What this does: Queries DNS for every common record type (A, AAAA, MX, NS, TXT, SOA, CNAME). Then for each IP found, it queries the regional internet registry (ARIN/RIPE/APNIC) to identify which company owns that netblock. Result: you see "web is at WPEngine, mail is at Amazon, DNS is at GoDaddy" without bouncing between five different sites.

About this tool

What you get back

  • All DNS records for the domain — A, AAAA, MX, NS, TXT, SOA, CNAME — pulled in parallel from Cloudflare's public resolver.
  • Server identification — for each IP found in those records, the netblock owner (the actual company that owns the IP range), the CIDR, and where possible the abuse contact and country.
  • Role labeling — each server is tagged web (from A/AAAA records), mail (from MX records resolved to IPs), or DNS (from NS records resolved to IPs). One IP can have multiple roles if it's serving multiple things.

What this is good for

  • Migration planning. You're moving a customer to a new host — you need to know whether their web, mail, and DNS are at the same provider or different ones. This shows you in 3 seconds.
  • "Where is this site actually hosted?" Marketing sites with private WHOIS often hide everything; the IP ownership tells you the real story (Squarespace, Wix, WordPress.com, Shopify, custom AWS, etc.).
  • Phishing investigation. If a phishing domain points its mail server at a hosting provider you can report abuse to — this shows you the abuse contact email.
  • Outage debugging. When a partner's site is down, this tells you whose support to call (their hosting provider, not them).

Limitations — the honest part

  • Some IPs won't resolve. Public RDAP servers (ARIN, RIPE, etc.) sometimes block bursts of requests from the same source IP. We retry across multiple servers but a fraction of lookups still fail, especially for shared CDN ranges (Cloudflare, Google, Akamai). Hit lookup again in a minute and missing rows usually fill in.
  • Postal addresses are usually empty for cloud IPs. AWS, Azure, GCP, etc. don't publish street addresses for their netblocks via RDAP. ARIN-allocated IPs sometimes have addresses; RIPE (Europe) hides them per GDPR.
  • 20 IP cap. Domains with huge mail or DNS pools (Slack-tier infrastructure) get truncated to the first 20 IPs to stay within Cloudflare Workers' subrequest budget. We tag the response so you know there were more.
  • No DNS history. This tool shows current DNS only. Historical DNS records would require a paid data source like SecurityTrails or DNSDB and aren't free to provide. For now, snapshot a domain's records here, save the JSON, and compare yourself.
  • CNAME flattening. If the A record is actually a CNAME chain, we follow Cloudflare's resolver's flattening — same answer most consumer DNS resolvers would give.
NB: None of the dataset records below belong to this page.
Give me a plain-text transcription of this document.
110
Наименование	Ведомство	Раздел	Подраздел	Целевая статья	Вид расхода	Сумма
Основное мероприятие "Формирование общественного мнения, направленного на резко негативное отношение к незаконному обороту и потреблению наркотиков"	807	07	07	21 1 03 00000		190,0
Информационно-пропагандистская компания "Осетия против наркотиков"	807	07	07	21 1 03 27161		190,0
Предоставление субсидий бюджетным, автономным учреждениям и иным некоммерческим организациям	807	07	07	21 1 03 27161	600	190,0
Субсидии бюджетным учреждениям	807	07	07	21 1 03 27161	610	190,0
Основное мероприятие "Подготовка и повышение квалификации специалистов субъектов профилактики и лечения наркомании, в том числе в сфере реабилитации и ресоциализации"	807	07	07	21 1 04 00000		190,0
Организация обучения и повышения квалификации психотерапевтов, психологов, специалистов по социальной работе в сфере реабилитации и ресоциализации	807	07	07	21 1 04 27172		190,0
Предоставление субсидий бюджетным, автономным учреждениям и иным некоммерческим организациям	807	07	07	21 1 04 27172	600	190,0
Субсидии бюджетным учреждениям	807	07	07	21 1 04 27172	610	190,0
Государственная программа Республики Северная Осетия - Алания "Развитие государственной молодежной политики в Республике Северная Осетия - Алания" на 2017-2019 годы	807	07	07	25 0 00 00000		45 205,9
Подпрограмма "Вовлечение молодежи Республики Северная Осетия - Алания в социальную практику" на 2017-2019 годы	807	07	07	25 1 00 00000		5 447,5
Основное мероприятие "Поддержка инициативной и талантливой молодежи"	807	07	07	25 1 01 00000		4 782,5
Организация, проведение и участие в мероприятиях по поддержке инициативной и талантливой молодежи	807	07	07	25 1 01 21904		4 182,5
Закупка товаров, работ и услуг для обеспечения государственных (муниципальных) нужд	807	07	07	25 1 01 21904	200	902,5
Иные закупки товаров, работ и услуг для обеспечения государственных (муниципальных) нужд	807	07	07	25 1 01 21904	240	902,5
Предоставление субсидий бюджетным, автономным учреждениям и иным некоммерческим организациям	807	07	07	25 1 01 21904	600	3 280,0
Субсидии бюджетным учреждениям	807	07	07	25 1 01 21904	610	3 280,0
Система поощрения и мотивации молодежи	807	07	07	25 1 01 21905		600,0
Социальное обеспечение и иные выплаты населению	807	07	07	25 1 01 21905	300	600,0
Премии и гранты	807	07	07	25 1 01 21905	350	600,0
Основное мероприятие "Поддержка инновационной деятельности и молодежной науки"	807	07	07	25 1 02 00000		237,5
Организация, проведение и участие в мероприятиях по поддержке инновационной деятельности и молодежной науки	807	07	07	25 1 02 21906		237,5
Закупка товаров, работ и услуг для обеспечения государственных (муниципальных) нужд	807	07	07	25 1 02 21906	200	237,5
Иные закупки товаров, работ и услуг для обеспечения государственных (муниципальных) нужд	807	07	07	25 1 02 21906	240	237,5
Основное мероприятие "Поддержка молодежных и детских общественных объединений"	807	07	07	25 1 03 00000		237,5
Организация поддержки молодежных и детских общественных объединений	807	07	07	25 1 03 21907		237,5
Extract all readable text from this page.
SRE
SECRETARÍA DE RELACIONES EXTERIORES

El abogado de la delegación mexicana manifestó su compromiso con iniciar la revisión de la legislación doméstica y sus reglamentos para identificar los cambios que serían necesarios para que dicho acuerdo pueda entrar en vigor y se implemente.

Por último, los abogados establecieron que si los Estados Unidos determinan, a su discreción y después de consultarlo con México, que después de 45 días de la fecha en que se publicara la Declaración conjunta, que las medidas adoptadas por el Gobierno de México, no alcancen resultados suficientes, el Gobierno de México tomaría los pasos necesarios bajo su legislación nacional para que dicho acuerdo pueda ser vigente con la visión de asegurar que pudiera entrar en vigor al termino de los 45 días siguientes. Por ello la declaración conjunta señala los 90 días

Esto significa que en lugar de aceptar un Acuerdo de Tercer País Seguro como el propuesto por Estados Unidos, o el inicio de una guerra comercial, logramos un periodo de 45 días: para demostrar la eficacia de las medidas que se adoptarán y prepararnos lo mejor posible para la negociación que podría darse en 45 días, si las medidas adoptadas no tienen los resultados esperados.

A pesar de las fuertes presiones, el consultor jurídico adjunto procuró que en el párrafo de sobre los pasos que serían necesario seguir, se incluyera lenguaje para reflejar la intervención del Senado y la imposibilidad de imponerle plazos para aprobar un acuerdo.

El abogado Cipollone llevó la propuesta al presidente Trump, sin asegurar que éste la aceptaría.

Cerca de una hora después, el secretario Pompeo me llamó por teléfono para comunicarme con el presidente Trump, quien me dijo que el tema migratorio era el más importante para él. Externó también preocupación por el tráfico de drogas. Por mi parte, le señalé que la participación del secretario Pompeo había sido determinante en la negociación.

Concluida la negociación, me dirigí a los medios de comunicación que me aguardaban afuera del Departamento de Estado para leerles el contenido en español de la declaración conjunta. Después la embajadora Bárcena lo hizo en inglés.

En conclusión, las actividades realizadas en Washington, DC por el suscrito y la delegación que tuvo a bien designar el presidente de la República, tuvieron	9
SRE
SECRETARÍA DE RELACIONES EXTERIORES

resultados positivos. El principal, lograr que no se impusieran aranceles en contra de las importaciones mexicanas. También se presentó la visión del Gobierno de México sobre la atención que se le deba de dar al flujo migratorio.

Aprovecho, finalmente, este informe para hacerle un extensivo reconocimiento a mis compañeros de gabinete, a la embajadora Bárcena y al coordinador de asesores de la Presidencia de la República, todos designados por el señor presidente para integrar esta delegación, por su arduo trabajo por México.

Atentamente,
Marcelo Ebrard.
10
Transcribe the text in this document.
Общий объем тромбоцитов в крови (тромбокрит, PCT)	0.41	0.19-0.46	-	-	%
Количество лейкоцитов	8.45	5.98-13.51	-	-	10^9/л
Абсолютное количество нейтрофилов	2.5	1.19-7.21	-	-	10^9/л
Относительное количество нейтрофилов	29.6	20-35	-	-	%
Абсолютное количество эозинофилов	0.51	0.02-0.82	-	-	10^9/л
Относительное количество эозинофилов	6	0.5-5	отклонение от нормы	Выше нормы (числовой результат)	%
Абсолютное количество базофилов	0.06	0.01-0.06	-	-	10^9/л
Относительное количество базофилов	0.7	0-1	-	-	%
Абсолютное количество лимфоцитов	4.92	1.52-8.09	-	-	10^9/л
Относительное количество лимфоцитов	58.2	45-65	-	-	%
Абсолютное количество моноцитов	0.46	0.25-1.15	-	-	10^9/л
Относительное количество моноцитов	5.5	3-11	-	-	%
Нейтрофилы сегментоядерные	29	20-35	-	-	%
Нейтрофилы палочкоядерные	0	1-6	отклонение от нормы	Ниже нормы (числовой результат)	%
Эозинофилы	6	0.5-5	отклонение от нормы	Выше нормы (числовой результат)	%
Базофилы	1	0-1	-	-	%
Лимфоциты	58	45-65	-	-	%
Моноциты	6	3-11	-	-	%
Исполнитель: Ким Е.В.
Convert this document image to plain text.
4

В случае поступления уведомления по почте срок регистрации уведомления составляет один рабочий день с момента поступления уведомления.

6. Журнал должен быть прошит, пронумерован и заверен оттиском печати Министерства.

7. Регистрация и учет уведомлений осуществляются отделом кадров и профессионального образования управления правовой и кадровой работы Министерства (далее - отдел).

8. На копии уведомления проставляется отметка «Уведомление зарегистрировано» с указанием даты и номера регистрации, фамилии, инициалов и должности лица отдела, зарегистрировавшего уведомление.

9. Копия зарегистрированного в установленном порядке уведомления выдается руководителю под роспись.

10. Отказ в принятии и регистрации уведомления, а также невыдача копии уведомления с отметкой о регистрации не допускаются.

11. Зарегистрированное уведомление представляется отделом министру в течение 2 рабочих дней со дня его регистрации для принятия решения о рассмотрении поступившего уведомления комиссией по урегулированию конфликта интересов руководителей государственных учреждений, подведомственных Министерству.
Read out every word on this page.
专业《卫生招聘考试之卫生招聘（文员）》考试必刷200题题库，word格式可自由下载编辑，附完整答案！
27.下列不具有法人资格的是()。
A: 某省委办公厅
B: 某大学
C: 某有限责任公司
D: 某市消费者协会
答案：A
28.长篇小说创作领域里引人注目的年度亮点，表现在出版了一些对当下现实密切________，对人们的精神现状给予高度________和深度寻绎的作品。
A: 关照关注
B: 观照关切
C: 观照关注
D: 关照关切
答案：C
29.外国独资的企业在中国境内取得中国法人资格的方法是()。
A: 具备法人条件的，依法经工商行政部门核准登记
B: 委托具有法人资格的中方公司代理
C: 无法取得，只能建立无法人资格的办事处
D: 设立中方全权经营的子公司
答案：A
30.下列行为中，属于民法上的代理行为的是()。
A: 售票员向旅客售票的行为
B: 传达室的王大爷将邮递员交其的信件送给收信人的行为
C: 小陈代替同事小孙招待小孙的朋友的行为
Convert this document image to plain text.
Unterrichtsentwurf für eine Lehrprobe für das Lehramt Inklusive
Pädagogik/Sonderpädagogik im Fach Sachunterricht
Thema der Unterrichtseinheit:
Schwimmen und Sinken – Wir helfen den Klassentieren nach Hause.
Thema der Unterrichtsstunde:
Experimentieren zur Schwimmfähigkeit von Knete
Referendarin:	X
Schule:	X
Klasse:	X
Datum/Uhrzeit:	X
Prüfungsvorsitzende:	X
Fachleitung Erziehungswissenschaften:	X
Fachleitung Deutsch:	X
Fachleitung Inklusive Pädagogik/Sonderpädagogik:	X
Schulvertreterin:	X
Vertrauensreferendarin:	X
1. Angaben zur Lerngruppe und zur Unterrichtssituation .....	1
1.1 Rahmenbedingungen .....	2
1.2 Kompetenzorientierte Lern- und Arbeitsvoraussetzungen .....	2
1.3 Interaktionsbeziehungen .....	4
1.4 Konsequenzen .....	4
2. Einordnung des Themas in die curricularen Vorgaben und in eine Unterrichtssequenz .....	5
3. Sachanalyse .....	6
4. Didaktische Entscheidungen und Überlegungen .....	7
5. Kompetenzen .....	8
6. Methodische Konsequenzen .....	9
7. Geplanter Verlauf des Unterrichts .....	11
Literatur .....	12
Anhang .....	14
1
How netblock ownership works

Every IP address on the public internet is part of a "netblock" allocated by one of five Regional Internet Registries: ARIN (North America), RIPE (Europe/Middle East), APNIC (Asia/Pacific), LACNIC (Latin America), AFRINIC (Africa). Those registries publish ownership data via the Registration Data Access Protocol (RDAP, RFC 7480-7484, the modern replacement for WHOIS). We query rdap.arin.net for every IP, which automatically redirects to the right RIR for IPs not allocated by ARIN. The result tells us which company holds the allocation, which gives us the hosting/network operator's identity.

Compare with WHOIS Lookup

If you only need who registered the domain itself — the registrar, expiration date, name servers — use the simpler and faster WHOIS / Domain Lookup. This tool (Domain Infrastructure) is the heavier sibling: it pulls all DNS records and looks up every IP's netblock owner. Use WHOIS for the "what registrar?" question, use this for the "where is everything actually hosted?" question.